Sarah ColbySarah Colby has dedicated her career to tackling the nation’s obesity epidemic, particularly as it affects children and teenagers.

Turning around this problem requires behavioral and environmental changes, Colby said, and she’s working with UT students to help their peers do just that around the country.

The assistant professor of nutrition recently was awarded a $4.9 million grant from the United States Department of Agriculture for “Get Fruved,” a nationwide multi-university project that is training college students to create obesity prevention programs to help their peers and high school students adopt healthy lifestyles. The term “fruved” alludes to fruits and vegetables.

“Not only are we promoting health, but it’s a ripple effect,” she said. “As students become empowered, involved, and take over the process, they empower other students. The project has the potential to change the world, and UT students will be leading the charge.”

Bob Rider, dean of the College of Education, Health, and Human Sciences, called the grant Colby received “a testament to her very good work.”

“As dean, I couldn’t be more proud of the work Dr. Colby is doing to help us fulfill our college motto, ‘Enhancing Quality of Life through Research, Outreach, and Practice.'”

Colby also is part of iCook, a successful multistate research project that helps children learn how to cook with their families. Families also learn how to stay active together through play and enjoy quality time together during mealtime.

Colby, who has a background in theater, incorporates the arts into her classroom to help her students apply knowledge in an interactive way. She also incorporates it in her work with the community as she helps children make cooking videos through iCook.

“The arts are a powerful force to change how someone thinks, believes, or feels without them having to experience a real-life tragedy that makes them want to change,” she said. “This fits well with many of our behavior change models in nutrition.”

Steve McCallum

McCallum IISteve McCallum is passionate about assessments for children and adults. But it’s never just about exams and scores.

“You give the test because you believe it’s going to improve the quality of life of the people you’re administering it to and educational and social opportunities for them,” he said.

A licensed psychologist and professor in the Department of Educational Psychology and Counseling, McCallum believes in helping people identify intellectual, cognitive, emotional, and academic strengths and weaknesses and subsequently, interventions that might help them overcome problems in those areas.

McCallum tries to instill in his graduate students that zeal to make a difference in the life of others through their work. His goal is to mentor students to help them master skills they can apply in a school setting to help children and the community. He characterizes the mentoring of graduate students as “one of the best parts of my job.”

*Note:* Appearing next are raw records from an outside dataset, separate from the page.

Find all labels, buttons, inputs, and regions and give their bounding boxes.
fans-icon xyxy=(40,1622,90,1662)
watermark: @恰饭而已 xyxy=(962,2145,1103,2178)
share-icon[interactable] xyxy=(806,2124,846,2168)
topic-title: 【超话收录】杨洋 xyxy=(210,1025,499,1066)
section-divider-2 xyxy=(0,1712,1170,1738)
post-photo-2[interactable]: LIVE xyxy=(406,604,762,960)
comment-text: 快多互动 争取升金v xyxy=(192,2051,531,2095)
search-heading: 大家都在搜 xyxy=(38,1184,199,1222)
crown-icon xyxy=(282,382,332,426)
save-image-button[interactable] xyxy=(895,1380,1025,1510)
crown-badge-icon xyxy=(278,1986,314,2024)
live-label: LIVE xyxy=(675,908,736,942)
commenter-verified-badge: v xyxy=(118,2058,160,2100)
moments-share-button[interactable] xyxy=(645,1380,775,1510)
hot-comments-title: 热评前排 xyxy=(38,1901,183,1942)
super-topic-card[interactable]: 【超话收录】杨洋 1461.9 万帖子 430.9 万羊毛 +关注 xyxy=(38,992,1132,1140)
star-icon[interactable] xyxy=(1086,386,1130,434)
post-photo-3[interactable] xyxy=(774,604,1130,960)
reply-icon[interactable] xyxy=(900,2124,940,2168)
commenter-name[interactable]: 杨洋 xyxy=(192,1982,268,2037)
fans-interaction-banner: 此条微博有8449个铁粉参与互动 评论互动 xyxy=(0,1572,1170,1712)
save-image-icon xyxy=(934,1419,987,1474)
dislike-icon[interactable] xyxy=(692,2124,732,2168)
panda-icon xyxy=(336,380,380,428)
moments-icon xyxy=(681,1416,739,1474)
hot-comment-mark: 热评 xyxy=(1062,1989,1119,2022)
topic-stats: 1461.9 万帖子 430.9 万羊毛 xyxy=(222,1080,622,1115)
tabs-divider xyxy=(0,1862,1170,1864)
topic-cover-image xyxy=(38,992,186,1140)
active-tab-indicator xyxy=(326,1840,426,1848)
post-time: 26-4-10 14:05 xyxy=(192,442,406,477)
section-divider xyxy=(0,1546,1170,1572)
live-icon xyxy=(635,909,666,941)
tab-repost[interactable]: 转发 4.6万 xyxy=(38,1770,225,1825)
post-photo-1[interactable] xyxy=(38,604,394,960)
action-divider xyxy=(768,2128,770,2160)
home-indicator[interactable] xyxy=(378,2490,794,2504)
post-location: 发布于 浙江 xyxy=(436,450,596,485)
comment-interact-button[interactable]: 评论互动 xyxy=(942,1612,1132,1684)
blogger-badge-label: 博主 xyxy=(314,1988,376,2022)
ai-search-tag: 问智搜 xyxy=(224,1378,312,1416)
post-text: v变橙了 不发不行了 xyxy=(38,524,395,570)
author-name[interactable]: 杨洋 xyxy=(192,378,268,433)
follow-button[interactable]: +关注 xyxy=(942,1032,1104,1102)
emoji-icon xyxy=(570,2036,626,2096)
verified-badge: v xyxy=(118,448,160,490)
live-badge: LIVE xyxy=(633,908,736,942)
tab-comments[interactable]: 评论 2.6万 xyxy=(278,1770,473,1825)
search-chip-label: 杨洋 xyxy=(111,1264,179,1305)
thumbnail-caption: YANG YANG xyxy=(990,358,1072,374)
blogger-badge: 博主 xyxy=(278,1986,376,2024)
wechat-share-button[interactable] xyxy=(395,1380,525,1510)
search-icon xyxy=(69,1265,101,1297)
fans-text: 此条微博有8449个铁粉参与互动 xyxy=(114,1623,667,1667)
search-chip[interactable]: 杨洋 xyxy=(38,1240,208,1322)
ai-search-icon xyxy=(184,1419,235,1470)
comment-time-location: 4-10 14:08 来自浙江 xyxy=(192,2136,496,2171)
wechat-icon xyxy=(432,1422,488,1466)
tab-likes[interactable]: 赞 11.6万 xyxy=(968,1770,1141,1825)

McCallum came to UT in 1986 to direct the School Psychology program and became head of the Department of Educational Psychology and Counseling for the first time in 1989. He’s served as head for over twenty-two years since then. He recently returned to the faculty to teach and conduct research in the area of psychometric assessment.

“What makes Steve so special is that even under the extremely high demands of being a department head, he continued to teach, guide graduate students, and remain faithful to one of his true loves, research and scholarship,” Rider said. “He is widely known as an authority in the area of nonverbal assessment of intelligence, and has published a significant number of scholarly works, including books, in this essential area.”

When McCallum is not conducting research or training the next generation of school psychologists, he can be found riding his motorcycle, doing light saltwater fishing, or dancing the East Coast swing with his wife, Sherry Bell, head of the Department of Theory and Practice in Teacher Education.